Chronic memantine treatment increased sIPSCs. Spontaneous IPSCs were recorded in aCSF containing D-APV (50 μM) and CNQX (10 μM). IPSCs from all cells were used to generate cumulative probability plots and included 1524 sIPSCs for vehicle and 1587 sIPSCs for memantine (30–80 sIPSCs/cell, vehicle; 57–80, memantine). A. Traces show representative sIPSCs recorded in granule cells from cultures treated chronically with vehicle (top) or memantine (bottom).
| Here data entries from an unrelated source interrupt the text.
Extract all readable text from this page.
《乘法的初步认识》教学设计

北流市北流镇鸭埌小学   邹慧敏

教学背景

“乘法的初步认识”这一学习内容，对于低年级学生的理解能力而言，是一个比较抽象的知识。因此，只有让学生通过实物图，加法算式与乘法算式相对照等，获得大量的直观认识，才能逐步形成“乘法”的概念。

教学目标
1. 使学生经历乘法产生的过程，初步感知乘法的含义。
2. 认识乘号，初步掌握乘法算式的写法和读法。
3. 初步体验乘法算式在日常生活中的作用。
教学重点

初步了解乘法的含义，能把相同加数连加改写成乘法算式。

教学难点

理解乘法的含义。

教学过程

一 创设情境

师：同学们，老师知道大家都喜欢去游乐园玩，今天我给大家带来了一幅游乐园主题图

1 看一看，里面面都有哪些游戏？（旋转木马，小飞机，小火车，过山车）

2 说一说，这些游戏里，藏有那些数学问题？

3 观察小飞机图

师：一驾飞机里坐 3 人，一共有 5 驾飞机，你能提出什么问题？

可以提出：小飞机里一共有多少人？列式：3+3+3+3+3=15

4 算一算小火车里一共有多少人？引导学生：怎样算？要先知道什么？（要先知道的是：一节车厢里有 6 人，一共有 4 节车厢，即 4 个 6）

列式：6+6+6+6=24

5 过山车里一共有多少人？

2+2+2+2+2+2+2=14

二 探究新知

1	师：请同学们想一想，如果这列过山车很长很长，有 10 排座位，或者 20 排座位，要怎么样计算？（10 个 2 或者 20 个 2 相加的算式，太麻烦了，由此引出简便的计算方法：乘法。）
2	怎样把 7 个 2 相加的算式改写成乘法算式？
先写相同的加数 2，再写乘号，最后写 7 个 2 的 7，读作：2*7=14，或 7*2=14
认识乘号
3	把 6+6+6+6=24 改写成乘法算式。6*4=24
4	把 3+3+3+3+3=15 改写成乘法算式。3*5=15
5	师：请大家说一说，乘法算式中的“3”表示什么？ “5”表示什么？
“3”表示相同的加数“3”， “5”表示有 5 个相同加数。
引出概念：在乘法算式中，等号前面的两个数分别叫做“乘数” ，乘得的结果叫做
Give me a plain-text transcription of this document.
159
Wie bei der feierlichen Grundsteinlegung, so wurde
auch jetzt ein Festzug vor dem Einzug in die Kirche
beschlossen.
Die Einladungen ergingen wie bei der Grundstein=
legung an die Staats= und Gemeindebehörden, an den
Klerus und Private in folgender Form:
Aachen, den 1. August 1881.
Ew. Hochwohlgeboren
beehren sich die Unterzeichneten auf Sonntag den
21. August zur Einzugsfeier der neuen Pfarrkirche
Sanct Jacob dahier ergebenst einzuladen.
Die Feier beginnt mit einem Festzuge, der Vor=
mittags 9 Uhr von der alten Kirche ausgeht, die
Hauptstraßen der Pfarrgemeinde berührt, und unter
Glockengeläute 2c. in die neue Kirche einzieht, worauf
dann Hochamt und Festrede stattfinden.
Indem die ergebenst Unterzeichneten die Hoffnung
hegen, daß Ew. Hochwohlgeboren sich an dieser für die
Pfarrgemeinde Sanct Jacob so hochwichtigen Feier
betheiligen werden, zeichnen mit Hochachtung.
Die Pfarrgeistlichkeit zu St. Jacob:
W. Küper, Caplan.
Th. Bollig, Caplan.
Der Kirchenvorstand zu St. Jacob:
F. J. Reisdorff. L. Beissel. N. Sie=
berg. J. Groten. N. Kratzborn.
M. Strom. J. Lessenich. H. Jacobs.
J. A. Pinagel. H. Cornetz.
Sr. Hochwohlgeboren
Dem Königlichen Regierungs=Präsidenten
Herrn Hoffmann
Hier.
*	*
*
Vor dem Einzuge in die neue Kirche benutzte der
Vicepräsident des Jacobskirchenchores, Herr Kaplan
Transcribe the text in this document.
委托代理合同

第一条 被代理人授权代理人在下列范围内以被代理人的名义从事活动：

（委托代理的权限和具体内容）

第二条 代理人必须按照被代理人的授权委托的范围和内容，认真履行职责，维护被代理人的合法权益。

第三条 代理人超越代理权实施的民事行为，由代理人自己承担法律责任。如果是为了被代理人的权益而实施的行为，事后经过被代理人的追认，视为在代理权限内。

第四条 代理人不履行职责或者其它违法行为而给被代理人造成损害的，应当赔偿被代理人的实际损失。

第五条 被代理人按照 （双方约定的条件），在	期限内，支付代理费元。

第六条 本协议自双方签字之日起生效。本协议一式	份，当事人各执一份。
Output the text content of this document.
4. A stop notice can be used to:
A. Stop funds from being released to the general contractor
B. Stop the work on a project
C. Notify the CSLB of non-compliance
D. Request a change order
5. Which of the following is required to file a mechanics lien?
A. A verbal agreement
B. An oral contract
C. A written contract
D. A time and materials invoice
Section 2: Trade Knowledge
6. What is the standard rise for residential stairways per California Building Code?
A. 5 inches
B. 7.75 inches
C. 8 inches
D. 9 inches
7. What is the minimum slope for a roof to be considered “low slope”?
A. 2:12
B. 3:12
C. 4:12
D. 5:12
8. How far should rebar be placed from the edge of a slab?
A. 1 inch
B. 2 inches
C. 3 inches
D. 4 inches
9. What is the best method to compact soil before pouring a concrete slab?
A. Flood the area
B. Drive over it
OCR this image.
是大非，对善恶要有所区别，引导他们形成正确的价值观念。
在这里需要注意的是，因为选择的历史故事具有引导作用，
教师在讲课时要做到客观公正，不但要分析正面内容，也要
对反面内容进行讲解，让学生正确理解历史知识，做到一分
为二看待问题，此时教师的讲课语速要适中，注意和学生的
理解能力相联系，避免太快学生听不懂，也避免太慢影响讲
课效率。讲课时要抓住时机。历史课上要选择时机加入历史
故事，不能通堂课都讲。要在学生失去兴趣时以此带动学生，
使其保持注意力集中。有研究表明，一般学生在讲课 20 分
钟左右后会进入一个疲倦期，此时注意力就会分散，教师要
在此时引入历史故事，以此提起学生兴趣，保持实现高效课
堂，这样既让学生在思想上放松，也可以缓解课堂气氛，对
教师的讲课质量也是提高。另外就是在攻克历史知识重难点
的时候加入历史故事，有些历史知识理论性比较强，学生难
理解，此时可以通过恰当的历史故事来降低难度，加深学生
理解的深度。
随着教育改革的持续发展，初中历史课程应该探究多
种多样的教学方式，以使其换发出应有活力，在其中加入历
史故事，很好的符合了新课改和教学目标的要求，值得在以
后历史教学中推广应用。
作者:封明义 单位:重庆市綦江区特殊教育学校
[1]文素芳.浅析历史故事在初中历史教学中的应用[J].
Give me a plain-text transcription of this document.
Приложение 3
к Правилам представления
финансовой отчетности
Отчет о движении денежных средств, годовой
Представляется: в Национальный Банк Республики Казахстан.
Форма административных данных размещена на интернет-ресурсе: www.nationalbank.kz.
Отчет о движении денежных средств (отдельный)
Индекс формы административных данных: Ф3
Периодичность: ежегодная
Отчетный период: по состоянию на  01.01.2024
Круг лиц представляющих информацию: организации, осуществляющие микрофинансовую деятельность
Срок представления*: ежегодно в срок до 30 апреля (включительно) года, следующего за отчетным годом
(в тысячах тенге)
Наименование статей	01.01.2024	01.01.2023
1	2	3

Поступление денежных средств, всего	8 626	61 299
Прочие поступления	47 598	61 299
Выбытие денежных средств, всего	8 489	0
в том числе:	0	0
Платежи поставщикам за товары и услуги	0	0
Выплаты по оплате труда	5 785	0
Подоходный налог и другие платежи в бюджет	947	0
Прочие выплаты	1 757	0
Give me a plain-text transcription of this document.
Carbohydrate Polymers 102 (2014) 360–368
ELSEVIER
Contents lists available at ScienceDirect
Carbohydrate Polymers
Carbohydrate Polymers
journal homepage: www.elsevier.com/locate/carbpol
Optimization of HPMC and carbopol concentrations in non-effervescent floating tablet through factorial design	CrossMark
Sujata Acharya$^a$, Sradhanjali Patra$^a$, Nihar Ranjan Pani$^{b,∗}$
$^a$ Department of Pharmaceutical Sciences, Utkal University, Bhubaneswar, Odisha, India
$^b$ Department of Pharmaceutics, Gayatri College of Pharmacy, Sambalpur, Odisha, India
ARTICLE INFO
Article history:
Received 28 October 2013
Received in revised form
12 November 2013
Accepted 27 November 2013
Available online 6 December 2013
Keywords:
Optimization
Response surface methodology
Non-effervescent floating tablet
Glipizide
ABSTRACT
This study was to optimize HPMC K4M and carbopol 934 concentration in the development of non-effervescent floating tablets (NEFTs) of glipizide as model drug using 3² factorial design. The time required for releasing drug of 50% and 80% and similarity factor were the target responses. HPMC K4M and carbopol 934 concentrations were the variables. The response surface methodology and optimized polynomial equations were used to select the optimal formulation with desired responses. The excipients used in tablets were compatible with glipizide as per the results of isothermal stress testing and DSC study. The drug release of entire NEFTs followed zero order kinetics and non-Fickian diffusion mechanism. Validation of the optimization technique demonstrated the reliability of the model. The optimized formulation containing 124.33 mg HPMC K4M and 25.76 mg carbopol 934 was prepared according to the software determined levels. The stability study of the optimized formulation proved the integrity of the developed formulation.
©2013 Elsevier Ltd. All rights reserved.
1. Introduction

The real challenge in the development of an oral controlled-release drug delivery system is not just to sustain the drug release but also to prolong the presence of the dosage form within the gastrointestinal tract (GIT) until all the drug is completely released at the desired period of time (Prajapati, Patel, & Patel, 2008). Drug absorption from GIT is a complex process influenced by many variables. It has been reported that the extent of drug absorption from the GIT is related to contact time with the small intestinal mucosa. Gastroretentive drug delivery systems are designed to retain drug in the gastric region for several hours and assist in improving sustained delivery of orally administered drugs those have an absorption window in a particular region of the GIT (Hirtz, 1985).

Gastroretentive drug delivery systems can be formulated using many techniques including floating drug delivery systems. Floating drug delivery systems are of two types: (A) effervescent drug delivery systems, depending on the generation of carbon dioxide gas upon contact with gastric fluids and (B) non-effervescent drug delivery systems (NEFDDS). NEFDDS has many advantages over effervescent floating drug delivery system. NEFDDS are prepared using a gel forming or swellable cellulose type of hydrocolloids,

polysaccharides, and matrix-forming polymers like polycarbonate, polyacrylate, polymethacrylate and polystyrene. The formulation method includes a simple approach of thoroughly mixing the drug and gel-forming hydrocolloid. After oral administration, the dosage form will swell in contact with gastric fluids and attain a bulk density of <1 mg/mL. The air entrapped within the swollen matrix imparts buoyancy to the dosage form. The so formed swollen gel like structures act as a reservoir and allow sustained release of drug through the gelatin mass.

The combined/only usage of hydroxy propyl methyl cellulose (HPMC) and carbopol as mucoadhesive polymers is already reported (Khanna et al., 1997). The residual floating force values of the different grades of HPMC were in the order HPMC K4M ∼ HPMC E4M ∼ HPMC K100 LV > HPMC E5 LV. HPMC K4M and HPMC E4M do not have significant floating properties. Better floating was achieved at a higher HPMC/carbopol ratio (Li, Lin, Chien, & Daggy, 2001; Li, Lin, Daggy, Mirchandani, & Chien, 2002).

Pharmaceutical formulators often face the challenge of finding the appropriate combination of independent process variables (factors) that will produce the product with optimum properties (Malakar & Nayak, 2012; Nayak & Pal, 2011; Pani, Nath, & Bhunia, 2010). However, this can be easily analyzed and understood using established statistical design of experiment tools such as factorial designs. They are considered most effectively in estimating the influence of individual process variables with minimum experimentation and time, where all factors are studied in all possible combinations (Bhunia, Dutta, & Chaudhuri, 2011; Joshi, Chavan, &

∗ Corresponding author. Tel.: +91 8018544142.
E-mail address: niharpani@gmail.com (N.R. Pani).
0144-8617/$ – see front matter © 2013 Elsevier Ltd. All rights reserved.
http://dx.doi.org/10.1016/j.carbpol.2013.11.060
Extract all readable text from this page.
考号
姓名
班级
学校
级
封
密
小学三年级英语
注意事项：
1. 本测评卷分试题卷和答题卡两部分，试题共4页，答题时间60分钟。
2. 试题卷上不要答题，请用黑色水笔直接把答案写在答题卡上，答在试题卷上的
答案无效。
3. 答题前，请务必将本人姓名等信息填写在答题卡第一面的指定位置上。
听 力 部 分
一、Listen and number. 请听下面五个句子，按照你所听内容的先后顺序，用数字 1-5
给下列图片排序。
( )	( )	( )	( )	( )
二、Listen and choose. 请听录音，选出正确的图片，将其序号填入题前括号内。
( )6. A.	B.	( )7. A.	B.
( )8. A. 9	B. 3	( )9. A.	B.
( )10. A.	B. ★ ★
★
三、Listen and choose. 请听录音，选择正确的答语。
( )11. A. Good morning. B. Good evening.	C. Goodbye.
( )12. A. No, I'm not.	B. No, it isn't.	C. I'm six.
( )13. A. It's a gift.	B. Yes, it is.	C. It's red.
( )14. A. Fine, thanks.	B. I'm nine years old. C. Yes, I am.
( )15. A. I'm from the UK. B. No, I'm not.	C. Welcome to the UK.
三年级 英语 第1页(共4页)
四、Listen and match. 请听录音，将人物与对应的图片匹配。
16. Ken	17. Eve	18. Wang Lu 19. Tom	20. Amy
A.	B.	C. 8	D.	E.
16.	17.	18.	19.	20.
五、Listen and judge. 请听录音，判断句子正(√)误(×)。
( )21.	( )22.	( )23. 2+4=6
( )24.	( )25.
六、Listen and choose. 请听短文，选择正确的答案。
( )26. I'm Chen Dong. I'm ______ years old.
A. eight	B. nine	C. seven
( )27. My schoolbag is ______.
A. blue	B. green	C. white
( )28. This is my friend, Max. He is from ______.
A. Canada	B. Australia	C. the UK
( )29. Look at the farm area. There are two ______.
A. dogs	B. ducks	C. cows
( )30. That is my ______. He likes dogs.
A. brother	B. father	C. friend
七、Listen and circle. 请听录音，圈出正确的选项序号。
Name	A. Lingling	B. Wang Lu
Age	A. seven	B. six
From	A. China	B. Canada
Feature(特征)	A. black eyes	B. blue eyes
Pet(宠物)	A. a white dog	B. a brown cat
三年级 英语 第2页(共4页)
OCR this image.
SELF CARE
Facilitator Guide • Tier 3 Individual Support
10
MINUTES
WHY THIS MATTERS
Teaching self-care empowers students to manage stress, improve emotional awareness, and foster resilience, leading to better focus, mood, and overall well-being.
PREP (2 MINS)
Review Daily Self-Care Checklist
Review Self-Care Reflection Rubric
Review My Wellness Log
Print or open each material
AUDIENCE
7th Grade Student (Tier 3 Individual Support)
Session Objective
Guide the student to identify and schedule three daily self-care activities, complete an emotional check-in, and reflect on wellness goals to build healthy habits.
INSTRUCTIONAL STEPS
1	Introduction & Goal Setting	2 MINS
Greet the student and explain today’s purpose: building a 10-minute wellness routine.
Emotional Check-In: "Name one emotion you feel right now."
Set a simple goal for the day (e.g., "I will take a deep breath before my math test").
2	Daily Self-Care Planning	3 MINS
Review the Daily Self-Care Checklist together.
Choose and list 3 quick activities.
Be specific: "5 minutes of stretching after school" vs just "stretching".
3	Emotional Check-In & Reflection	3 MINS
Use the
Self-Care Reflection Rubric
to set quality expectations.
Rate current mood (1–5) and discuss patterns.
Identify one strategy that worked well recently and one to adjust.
Cumulative probability plots show increased sIPSC B. frequency and C. amplitude; no change in sIPSC D. charge transfer or E. rise time; and decreased F. decay time in granule cells from slice cultures treated chronically with memantine compared to vehicle. Scale bars in A bottom, right apply to all traces in A. Number of granule cells/slice cultures is: vehicle, n=21; memantine, n=21. A two-tailed Kolmogorov-Smirnov test was used to assess significance. Data presented for vehicle-treated granule cells are from He et al, 2012 and constitute a shared control group to reduce animal numbers.

Fig. 4

Chronic memantine treatment increased mIPSCs. Miniature IPSCs were recorded in aCSF containing D-APV (50 μM), CNQX (10 μM), and TTX (1 μM). IPSCs from all cells were used to generate cumulative probability plots and included 1058 mIPSCs for vehicle and 1260 mIPSCs for memantine (17–92 mIPSCs/cell, vehicle; 16–260, memantine). A. Traces show representative mIPSCs recorded in granule cells from cultures treated chronically with vehicle (top) or memantine (bottom). Lower traces are expanded time scales of periods marked by horizontal lines above the upper traces. Cumulative probability plots show increased mIPSC B. frequency and C. amplitude; no change in sIPSC D. charge transfer or E. rise time; and decreased F. decay time in granule cells from slice cultures treated chronically with memantine compared to vehicle. Vertical scale bar in A top, right applies to all traces in A. Horizontal scale bar in A top, right applies to all upper traces in A; that in A vehicle, expanded to all lower expanded traces in A. Number of granule cells/slice cultures is: vehicle, n=22; memantine, n=21. A two-tailed Kolmogorov-Smirnov test was used to assess significance. Data presented for vehicle-treated granule cells are from He et al, 2012 and constitute a shared control group to reduce animal numbers.